Attualmente, l'affresco con il Cristo crocifisso – che si trovava un tempo su un altarino a Via dei Cappellari, in Roma, tra i civici 30 e 35 - è conservato sulla parete di fondo della cripta del Venerabile Collegio Inglese, legittimo proprietario dell'edificio che contiene l'edicola (secondo l'ampia documentazione storica), all'interno della quale il dipinto era conservato anticamente. Lo ha dichiarato la sottosegretaria al Mibact, Lorenza Bonaccorsi, rispondendo a un’interrogazione di Michele Nitti (M5S) in merito al “Cristo crocifisso” rimosso dall'altarino di via dei Cappellari.

“Nel 2016, il Collegio Inglese ne ha finanziato il restauro, eseguito sotto la sorveglianza della Soprintendenza speciale archeologia, belle arti e paesaggio di Roma e autorizzato il 30 maggio di quell'anno”. La Soprintendenza speciale di Roma, ha concluso la sottosegretaria, “ritiene che l'attuale collocazione dell'opera ne garantisca la migliore conservazione”.

Il dipinto murale, raffigurante Cristo Crocifisso tra la Vergine, San Giovanni Evangelista e un donatore, risalente presumibilmente agli inizi del XV secolo, si trovava inizialmente sulla parete di una casa in via dei Cappellari, e da qui sarebbe poi stato trasferito – con un primo, antico, distacco – nel corso della prima metà del XIX secolo, al centro dell'edicola ubicata fra i civici 30 e 35 di via dei Cappellari, in un vicolo cieco di pertinenza del Collegio Inglese.   

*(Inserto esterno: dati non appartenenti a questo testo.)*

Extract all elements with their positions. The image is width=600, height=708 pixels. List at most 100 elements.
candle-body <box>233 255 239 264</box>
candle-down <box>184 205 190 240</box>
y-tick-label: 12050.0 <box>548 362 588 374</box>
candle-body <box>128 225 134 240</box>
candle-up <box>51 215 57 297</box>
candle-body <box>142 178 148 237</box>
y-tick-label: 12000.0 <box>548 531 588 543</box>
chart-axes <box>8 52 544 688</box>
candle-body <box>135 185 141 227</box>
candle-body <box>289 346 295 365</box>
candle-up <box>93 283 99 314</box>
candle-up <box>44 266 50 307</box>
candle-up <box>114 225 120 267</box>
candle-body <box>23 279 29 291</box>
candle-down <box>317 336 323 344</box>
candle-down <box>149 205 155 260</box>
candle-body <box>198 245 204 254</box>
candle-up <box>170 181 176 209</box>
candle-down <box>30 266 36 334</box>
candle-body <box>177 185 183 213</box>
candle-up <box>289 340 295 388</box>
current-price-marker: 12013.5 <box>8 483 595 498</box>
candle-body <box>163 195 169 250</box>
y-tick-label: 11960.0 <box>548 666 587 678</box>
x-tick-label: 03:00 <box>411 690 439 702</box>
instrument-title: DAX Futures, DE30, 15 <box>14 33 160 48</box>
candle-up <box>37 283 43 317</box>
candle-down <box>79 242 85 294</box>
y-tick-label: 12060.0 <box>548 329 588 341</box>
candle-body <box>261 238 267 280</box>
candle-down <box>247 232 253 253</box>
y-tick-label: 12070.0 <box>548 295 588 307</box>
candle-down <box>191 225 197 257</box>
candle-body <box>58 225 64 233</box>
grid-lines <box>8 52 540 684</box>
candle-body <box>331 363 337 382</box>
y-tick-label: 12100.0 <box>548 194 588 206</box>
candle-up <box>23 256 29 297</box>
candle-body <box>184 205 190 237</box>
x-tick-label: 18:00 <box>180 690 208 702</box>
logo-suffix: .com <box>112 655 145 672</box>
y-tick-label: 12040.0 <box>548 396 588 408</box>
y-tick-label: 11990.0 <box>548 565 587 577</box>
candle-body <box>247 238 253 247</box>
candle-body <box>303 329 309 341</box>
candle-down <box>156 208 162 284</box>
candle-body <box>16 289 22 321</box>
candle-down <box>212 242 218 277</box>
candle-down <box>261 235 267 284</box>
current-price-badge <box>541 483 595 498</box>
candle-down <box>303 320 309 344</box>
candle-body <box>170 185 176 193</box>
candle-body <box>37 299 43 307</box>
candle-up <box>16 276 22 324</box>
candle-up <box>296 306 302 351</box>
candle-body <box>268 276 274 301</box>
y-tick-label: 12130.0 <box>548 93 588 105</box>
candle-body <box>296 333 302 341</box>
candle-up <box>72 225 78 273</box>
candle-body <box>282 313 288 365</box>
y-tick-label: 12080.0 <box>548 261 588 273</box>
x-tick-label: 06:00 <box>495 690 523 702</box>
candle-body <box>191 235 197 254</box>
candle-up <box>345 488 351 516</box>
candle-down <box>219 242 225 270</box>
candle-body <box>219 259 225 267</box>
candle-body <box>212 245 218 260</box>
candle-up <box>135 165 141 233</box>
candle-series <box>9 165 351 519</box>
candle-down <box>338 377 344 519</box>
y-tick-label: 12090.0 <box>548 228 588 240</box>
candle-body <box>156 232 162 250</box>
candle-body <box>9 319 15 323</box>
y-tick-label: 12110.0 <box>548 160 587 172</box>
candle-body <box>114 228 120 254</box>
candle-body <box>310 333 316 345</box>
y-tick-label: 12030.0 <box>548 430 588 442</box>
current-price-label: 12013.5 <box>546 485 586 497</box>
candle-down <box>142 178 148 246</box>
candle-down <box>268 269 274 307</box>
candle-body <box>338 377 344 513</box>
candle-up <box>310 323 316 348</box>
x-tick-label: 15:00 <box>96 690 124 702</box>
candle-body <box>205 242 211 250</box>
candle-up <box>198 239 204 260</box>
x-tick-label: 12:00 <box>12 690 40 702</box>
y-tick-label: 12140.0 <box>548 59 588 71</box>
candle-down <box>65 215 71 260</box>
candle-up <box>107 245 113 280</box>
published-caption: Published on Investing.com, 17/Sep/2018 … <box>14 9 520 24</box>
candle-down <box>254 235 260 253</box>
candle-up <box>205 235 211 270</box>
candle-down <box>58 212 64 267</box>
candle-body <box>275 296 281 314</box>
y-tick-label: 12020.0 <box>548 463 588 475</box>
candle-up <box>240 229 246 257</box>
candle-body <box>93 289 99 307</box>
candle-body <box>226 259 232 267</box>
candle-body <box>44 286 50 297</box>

Qui l'affresco è ricordato dalle fonti già nel 1853 – seppur erroneamente indicato come dipinto su tela – e lì è rimasto fino al 1993, quando, al fine di sottrarlo alle pessime condizioni di conservazione in cui versava, il dipinto murale viene nuovamente staccato e collocato in una cappella all'interno del Collegio Inglese. Nel 2010 l'area comunale in cui si trova l'edicola sacra, rimasta sguarnita della sua decorazione, è stata oggetto di una convenzione, stipulata fra il Comune di Roma e il Condominio di via dei Cappellari 33/38 (nel 2010) per la gestione dell'area comunale.

Fra i termini dell'accordo, la convenzione prevedeva anche che gli affidatari collocassero all'interno dell'edicola sacra una copia del dipinto della Crocifissione e una targa esplicativa, che tuttavia non furono apposte. In seguito al mancato rispetto dei termini dell'accordo, nel 2014 il TAR ha accolto un ricorso che ha determinato la revoca la convenzione (la documentazione relativa è conservata presso la Sovrintendenza capitolina ai beni culturali — Direzione interventi su edilizia monumentale).